Early reports had 27 News Chief Meteorologist Bob Lindmeier saying it was possible a large meteor passed through the area, but adding a disclaimer that it was hard to know exactly what caused the bright light. “Most meteors never reach the ground,” he said. “They typically disintegrate in the atmosphere.”
Later the National Weather Service did confirm that the ‘green fireball with an orange tail’ many described seeing was probably a meteorite, especially after photos were submitted and eventually a video appeared capturing the meteorite in flight over Wisconsin.
According to a statement issued by the National Weather Service, “Several reports of a prolonged sonic boom were received from areas north of Highway 20, along with shaking of homes, trees and various other objects including wind chimes.” The sonic boom was intense enough that many who missed seeing the meteorite itself were terrified and thought a plane had fallen from the sky.

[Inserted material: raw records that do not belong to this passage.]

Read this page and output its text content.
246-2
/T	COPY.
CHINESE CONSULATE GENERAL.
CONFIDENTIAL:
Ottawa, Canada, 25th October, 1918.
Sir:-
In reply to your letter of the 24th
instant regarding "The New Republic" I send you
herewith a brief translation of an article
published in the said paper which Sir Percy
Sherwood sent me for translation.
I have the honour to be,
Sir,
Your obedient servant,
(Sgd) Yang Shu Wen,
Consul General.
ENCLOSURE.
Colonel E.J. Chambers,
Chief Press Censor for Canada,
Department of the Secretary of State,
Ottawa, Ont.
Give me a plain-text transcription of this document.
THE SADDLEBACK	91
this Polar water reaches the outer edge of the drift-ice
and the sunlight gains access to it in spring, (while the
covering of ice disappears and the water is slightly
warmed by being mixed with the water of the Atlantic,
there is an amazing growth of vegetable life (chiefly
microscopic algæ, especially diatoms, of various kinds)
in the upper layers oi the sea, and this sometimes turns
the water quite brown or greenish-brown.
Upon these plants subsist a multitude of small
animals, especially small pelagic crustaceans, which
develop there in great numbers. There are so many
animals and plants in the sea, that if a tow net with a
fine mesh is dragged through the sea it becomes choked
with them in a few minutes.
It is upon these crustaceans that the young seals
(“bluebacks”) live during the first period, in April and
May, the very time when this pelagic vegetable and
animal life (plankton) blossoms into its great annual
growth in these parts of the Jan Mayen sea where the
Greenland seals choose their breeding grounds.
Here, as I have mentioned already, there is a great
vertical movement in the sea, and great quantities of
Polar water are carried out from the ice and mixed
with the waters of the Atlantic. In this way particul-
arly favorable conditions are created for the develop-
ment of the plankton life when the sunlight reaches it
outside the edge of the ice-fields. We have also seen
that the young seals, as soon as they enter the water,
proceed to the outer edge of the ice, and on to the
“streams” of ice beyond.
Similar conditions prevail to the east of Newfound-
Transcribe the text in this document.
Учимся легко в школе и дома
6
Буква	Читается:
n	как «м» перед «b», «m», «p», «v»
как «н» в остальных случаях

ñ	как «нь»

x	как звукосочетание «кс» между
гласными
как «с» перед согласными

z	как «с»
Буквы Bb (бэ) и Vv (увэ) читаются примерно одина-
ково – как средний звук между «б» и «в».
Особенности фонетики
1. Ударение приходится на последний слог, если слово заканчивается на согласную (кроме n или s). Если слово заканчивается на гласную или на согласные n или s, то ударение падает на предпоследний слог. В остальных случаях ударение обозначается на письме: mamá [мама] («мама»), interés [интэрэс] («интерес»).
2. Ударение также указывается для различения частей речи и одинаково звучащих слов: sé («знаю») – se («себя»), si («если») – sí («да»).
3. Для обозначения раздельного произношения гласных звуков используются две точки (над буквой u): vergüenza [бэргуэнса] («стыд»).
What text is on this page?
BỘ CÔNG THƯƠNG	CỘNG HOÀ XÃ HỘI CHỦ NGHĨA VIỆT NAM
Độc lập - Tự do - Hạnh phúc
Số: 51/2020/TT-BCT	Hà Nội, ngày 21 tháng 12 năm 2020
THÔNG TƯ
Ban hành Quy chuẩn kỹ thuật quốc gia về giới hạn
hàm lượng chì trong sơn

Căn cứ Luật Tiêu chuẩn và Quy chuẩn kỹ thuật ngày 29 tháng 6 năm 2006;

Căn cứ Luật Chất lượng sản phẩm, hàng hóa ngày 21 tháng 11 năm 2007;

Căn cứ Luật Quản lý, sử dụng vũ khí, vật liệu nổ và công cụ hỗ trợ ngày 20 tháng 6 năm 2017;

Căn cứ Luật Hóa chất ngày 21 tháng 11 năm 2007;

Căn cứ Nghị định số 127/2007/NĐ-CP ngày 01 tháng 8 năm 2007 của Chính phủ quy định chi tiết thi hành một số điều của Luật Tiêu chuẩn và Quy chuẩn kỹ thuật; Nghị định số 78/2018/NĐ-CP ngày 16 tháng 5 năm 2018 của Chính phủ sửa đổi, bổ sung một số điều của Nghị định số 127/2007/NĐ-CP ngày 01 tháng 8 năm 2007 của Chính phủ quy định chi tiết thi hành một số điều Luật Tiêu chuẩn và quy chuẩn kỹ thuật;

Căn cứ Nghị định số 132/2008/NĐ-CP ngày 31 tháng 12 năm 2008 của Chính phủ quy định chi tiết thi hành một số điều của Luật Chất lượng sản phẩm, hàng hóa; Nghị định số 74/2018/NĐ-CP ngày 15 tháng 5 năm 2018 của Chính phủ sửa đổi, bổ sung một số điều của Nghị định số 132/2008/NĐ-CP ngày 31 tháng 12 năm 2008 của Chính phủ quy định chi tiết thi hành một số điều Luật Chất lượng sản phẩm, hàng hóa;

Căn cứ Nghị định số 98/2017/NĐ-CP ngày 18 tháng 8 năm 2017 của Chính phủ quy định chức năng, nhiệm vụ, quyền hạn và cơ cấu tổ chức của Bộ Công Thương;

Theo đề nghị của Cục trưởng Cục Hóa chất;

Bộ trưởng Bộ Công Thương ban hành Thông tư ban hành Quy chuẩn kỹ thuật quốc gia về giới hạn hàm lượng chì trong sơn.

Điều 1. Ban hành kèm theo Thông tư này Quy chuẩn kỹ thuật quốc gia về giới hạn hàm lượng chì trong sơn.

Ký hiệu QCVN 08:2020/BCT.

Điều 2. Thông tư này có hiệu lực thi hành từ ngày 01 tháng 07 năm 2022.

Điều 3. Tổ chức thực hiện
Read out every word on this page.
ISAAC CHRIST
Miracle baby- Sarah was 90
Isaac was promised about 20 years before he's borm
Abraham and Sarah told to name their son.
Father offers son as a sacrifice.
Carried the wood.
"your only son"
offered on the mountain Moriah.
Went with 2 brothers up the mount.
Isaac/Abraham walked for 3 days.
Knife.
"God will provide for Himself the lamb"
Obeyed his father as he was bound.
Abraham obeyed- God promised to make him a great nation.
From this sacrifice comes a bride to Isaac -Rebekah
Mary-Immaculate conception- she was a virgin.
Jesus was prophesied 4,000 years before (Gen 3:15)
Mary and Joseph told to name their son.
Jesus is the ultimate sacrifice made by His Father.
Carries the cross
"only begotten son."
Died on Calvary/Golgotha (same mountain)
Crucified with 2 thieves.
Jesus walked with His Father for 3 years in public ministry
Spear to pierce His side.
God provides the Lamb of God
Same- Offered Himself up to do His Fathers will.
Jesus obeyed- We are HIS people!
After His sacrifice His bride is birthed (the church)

Residents of Wisconsin, northern Illinois, Michigan and Missouri have been seeing plenty of meteorites over the past week due to the Gamma Virginids shower, which is a meteoric display that usually spans from April 5 to April 21, peaking on April 14 and April 15. It was noticed in 1864 by A. S. Herschel, but discovery is attributed to W. Doberck in 1895.
Now a video has surfaced on YouTube with a clear picture of the meteorite traveling rapidly across the screen – the fireball is huge and intensely bright. The Gamma Virginids showers usually only generate about 5 meteorites per hour, and none of them are generally as huge as the Wisconsin sighting.
This is the biggest event in this part of the US since 2003, when a meteorite broke into pieces and rained down destruction on the suburbs 35 miles south of Chicago, Illinois, according to National Geographic. That hailstorm of meteor chunks was also preceded by a fireball markedly similar to the Wisconsin meteor, as can be seen in this YouTube video. In that case many large pieces of meteorite were found; however, searches in Wisconsin for debris have so far been unsuccessful.